Mes parents ont fait construire une maison dans le village natal. Une maison que j'aime tout particulièrement parce que c'est un havre de paix. Papa y a fait planter de nombreux arbustes qui sont aujourd'hui, une dizaines d'années après, devenus de grands et beaux arbres. J'étais à quelques mètres de chez mes cousines que je ne voyais que très rarement, la famille ne se parlant plus vraiment. J'étais aussi à deux kilomètres de la ferme de ma meilleure amie. J'y allais souvent à vélo, j'adorais çà, surtout redescendre la pente à grande vitesse ! Quand je n'allais pas rendre visite à mon amie, je partais me promener au Parc, sous les marronniers, derrière les pommiers, au pied d'un arbre. Je rêvassais, je parlais aux écureuils, je chantonnais et je passais au-dessus des barrières. J'allais alors jusqu'à la fontaine un peu plus haut, me rafraîchir et penser aux chemins qu'auraient pu prendre mes grands-parents.
Au-delà de la maison, du Parc, il y a la frontière Belge à quelques kilomètres de là. Quand j'étais gamine, mes parents nous emmenaient dans un café familial à la frontière. Nous buvions un jus d'orange et parfois restions un peu plus tard manger quelques frites. Nous repartions généralement avec une boîte de pralines belges, des bonbons pour la route, de la cassonade, de la bière pour mes parents. Mes plus beaux souvenirs en Belgique sont des moments passés à écumer les brocantes dans tout le pays ou presque. Nous partions les week-ends, très tôt le matin, avec mon père et mon grand-frère pour ramener quelques bandes dessinées. J'adorais voir le jour se lever doucement dans la voiture. Quand nous rentrions, nous passions généralement par une boulangerie pour prendre un gâteau le dimanche. J'étais encore à l'école, j'étais heureuse de ces moments, le temps, je n'y pensais pas.
J'allais au collège puis au lycée en bus. Au collège, j'étais bien. J'avais beaucoup plus d'amis et j'étais dans la même classe qu'un ami qui me demandait toujours l'heure. Je suis parti pour la première fois loin de chez mes parents pour une classe découverte en Allemagne.
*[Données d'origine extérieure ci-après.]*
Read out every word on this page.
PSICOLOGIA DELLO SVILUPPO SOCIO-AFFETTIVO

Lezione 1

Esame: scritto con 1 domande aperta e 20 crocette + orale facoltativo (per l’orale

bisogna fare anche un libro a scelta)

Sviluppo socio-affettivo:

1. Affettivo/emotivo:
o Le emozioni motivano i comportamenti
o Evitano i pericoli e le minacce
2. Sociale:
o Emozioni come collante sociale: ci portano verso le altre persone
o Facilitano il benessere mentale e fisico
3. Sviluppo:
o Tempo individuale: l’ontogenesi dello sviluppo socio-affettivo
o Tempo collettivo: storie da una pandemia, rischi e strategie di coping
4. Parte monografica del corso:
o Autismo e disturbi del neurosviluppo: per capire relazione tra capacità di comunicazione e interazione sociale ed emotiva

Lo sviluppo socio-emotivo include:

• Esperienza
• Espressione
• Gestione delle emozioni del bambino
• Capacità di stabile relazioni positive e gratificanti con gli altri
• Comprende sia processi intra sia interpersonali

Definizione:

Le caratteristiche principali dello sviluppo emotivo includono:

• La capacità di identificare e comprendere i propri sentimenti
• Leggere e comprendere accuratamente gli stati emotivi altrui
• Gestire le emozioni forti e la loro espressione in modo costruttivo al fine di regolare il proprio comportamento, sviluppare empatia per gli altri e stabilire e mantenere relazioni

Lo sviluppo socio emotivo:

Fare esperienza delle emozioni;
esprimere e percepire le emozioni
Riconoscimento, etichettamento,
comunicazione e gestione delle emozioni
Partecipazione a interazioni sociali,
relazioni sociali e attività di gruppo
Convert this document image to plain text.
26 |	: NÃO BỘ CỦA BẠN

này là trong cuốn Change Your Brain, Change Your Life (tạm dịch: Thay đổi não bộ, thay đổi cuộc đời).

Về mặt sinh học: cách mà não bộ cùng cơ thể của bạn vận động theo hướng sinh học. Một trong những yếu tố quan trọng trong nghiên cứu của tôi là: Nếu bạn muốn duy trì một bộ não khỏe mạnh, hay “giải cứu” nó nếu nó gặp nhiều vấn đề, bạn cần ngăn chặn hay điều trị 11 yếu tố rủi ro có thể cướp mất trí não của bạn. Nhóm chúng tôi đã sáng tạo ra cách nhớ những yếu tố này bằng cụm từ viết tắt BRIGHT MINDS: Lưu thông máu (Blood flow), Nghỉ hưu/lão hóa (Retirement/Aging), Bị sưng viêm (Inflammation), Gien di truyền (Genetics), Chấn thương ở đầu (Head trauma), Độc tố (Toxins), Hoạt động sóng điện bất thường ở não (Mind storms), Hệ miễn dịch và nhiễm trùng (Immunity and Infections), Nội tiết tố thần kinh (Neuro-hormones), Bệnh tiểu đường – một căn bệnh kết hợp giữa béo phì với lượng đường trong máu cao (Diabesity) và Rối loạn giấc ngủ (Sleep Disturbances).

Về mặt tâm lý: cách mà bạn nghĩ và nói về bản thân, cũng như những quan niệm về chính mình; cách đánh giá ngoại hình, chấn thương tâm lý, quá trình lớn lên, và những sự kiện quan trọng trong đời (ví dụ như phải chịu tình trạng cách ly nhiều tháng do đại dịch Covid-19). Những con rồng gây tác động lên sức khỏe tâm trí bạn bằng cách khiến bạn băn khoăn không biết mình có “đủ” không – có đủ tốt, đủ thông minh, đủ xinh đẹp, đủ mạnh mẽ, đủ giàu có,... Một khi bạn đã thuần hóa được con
Avec trois amies, nous étions logées chez des gens très sympathiques qui ne parlaient pas un mot de français, qui regardaient Qui veut gagner des millions à l'allemande et qui nous faisait des sandwichs au nutella et au salami. Le mélange des deux est assez surprenant ! Nous avons découvert de beaux paysages, le Rhin et le rocher de la Loreleï pour ne citer qu'eux. Un château digne des plus beaux contes de fées dans lequel nous avons couru comme des fous ! J'ai aussi fumé ma première cigarette lors de ce voyage. En Allemagne, à l'époque, on pouvait trouver des distributeurs de cigarettes à tous les coins de rues et mes amies étaient toutes fumeuses. Mais çà ne m'intéressait pas, je n'en aimais pas le goût. Au lycée, j'étais toujours avec mes amis et j'avais des professeurs discutables. Avec des copines, nous avons fait l'école buissonnière quelques jours: un matin, au lieu de rentrer au lycée, nous sommes parties avec nos sac à dos dans les villages attenants. C'était très joyeux, il faisait beau et nous marchions sans vraiment savoir où nous allions. Puis la fin de la journée et le bus pour aller chez une de mes copines qui nous logeait dans son camping car. Le soir, nous avons fait griller des pommes de terre et nous avons papauté jusqu'au petit matin. C'était bien, c'était il y a longtemps.